Data Visualization Week 3 Project

Initial Start

The process for this assignment was pretty neat. I don’t have much background in data visualization but I figured I could mess around with the tools and see what happens. Initially, I had no clue what the tools on rawgraphs.io did in detail. Once I got a better feel for what I wanted to represent, I thought more clearly about which graph to use.

low quality visual

For this first graph, I added every piece of data we had on the baby names. I realized here that it wouldn’t be necessary (or even wise at times) to include everything. Just because we have a piece of information doesn’t mean it needs to be used. I am sure that it could be made to look better, but using these color selections and font size/ordering, this is pretty much about as bad as it can get and a reference point of what not do.

My Actual Graph

names on the left art sorted by number of times they are in the top 10 for a given year. the years on the right are out of order, explained later

I was very pleased with this graph. It uses 3 points of information (but shows 4, I will elaborate in a moment). I used the Alluvial Diagram. The pieces of information I used were the Names, Years, and Count. I added color to denote gender, but it wasn’t explicitly data that was fed into the site. We are disregarding rank. I would rather have clarity in a graph showing how many times a name was in the top 10 names of the year rather than including its exact rank in a given year. That would be pretty complicated regardless because that would account for 200 different points of additional data to be included. Top 10 of both genders for 10 years could make the clarity of the graph confusing.

Limitations

names are not sorted alphabetically by the count for how many times they are the top name for the decade is now unclear. the years are sorted in order.

This graph is similar, but the years are sorted on the right. The drawback is the left where name frequency was clear is now lost. Ideally, I could have sorted both sides (one by year order and names by count), but I am limited by the tools available on the site and I couldn’t figure out a way to show both to my liking. In the end, I went with the first one.

Connection to the reading

Websites that require information about gender as part of their account registration process almost always only provide a binary choice: “male or female.”undefined For Munir, those options are insufficient. They also take an emotional toll: “I wince as I’m forced to choose ‘female’ over ‘male’ every single time, because that’s what my passport says, and … being non-binary is still not legally recognised in the UK,” Munir explains.

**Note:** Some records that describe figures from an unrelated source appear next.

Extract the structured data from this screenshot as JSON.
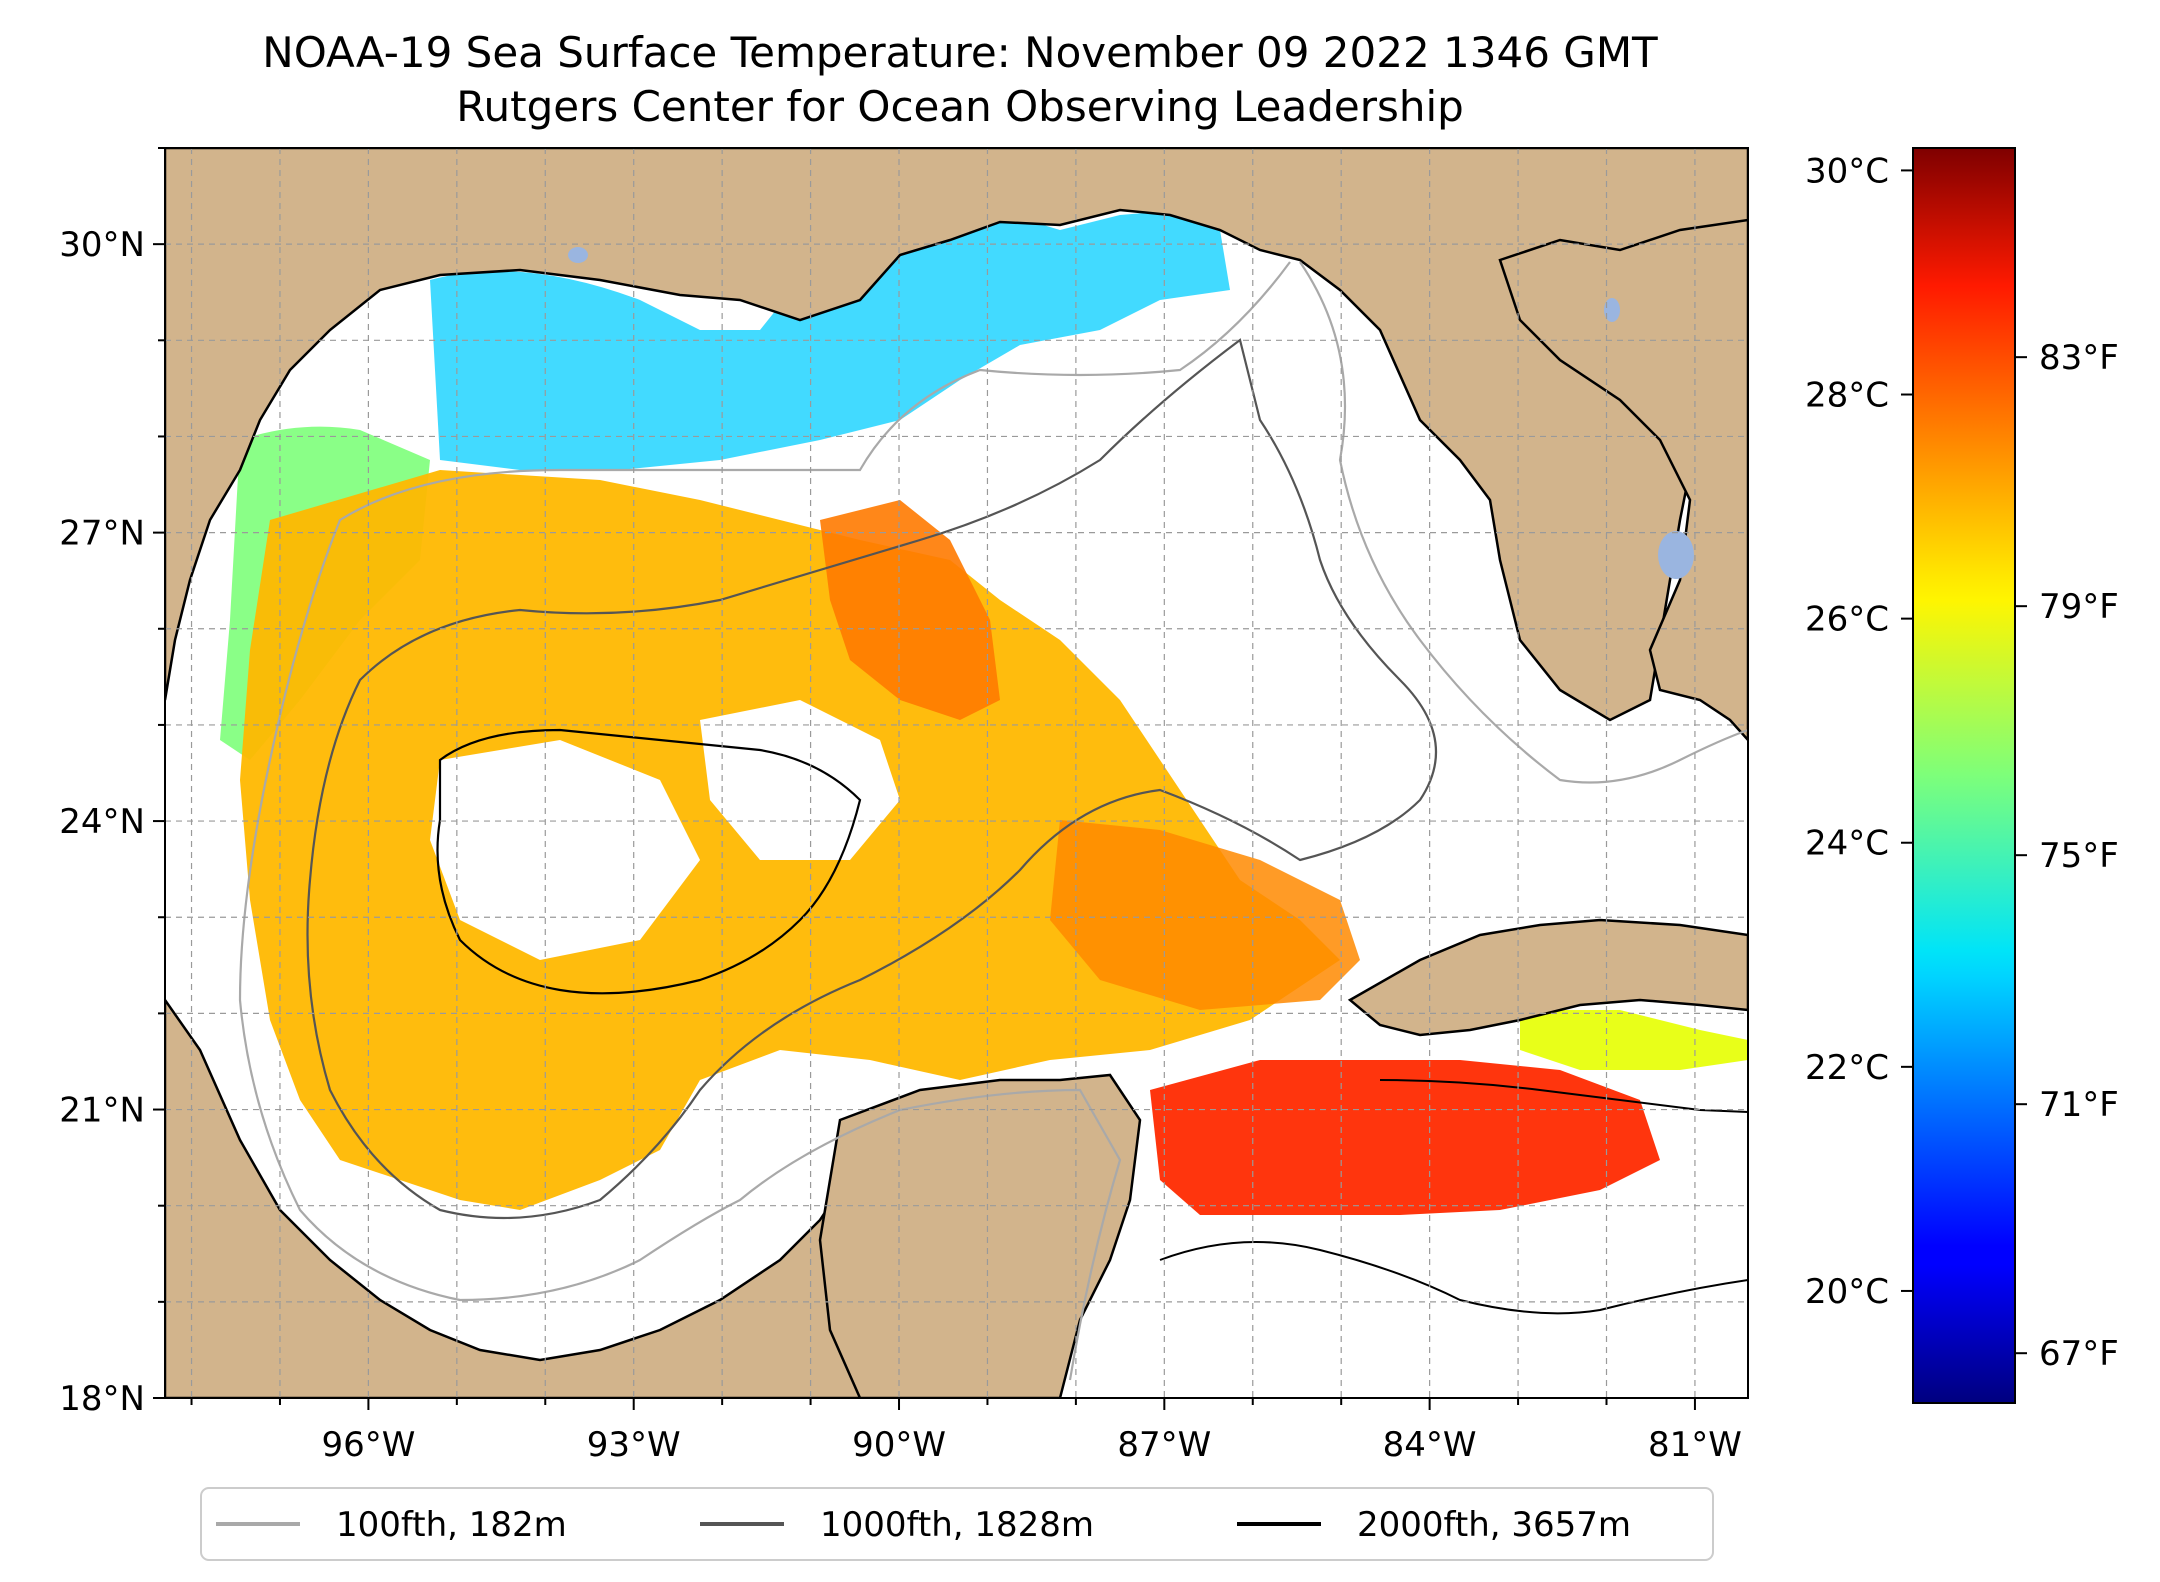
{
  "title": {
    "line1": "NOAA-19 Sea Surface Temperature: November 09 2022 1346 GMT",
    "line2": "Rutgers Center for Ocean Observing Leadership"
  },
  "map": {
    "lon_labels": [
      "96°W",
      "93°W",
      "90°W",
      "87°W",
      "84°W",
      "81°W"
    ],
    "lon_values": [
      -96,
      -93,
      -90,
      -87,
      -84,
      -81
    ],
    "lat_labels": [
      "30°N",
      "27°N",
      "24°N",
      "21°N",
      "18°N"
    ],
    "lat_values": [
      30,
      27,
      24,
      21,
      18
    ],
    "extent": {
      "lon_min": -98.3,
      "lon_max": -80.4,
      "lat_min": 18.0,
      "lat_max": 31.0
    },
    "land_color": "#d2b48c",
    "water_color": "#ffffff",
    "grid": true
  },
  "colorbar": {
    "colormap": "jet",
    "celsius_labels": [
      "30°C",
      "28°C",
      "26°C",
      "24°C",
      "22°C",
      "20°C"
    ],
    "celsius_values": [
      30,
      28,
      26,
      24,
      22,
      20
    ],
    "fahrenheit_labels": [
      "83°F",
      "79°F",
      "75°F",
      "71°F",
      "67°F"
    ],
    "fahrenheit_values": [
      83,
      79,
      75,
      71,
      67
    ],
    "range_c": [
      19.0,
      30.2
    ]
  },
  "legend": {
    "items": [
      {
        "label": "100fth, 182m",
        "color": "#a9a9a9"
      },
      {
        "label": "1000fth, 1828m",
        "color": "#555555"
      },
      {
        "label": "2000fth, 3657m",
        "color": "#000000"
      }
    ]
  }
}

https://data-feminism.mitpress.mit.edu/pub/h1w0nbqp/release/3

In a changing world, the method in which things are done needs to be adapted. This includes gender representation. As mentioned with signing up for websites, it is the mandatory binary selections that are part of the issue. I created a scenario where this same data is found, but from another angle:

There are some things to consider. For example, let’s say you took a survey of most common names of people in 2040 of those born in the years 2001-2010. The information may not look the same. Maybe some undergo gender changes, become non-binary, or change their names to where their birth names are now considered dead names. The data may not look identical. Further, it won’t come from a sample of people born (where gender can be logged as binary, being the assigned gender at birth), the people will be consenting adults where some people may choose to decline to participate. If such as study is made, these limitations and constraints should be noted for an informed and transparent study.

1 thought on “Data Visualization Week 3 Project

  1. Hey Kevin,

    I really appreciate your insight from your first graph you made. I agree that though we might feel a need to include every single piece of information, it is not necessary. More importantly, you point out that it is a reference point for what not to do. I am coming to realize that a big part of digital humanities is trial and error, testing different things and learning from your mistakes. You showcase this perfectly. Thank you!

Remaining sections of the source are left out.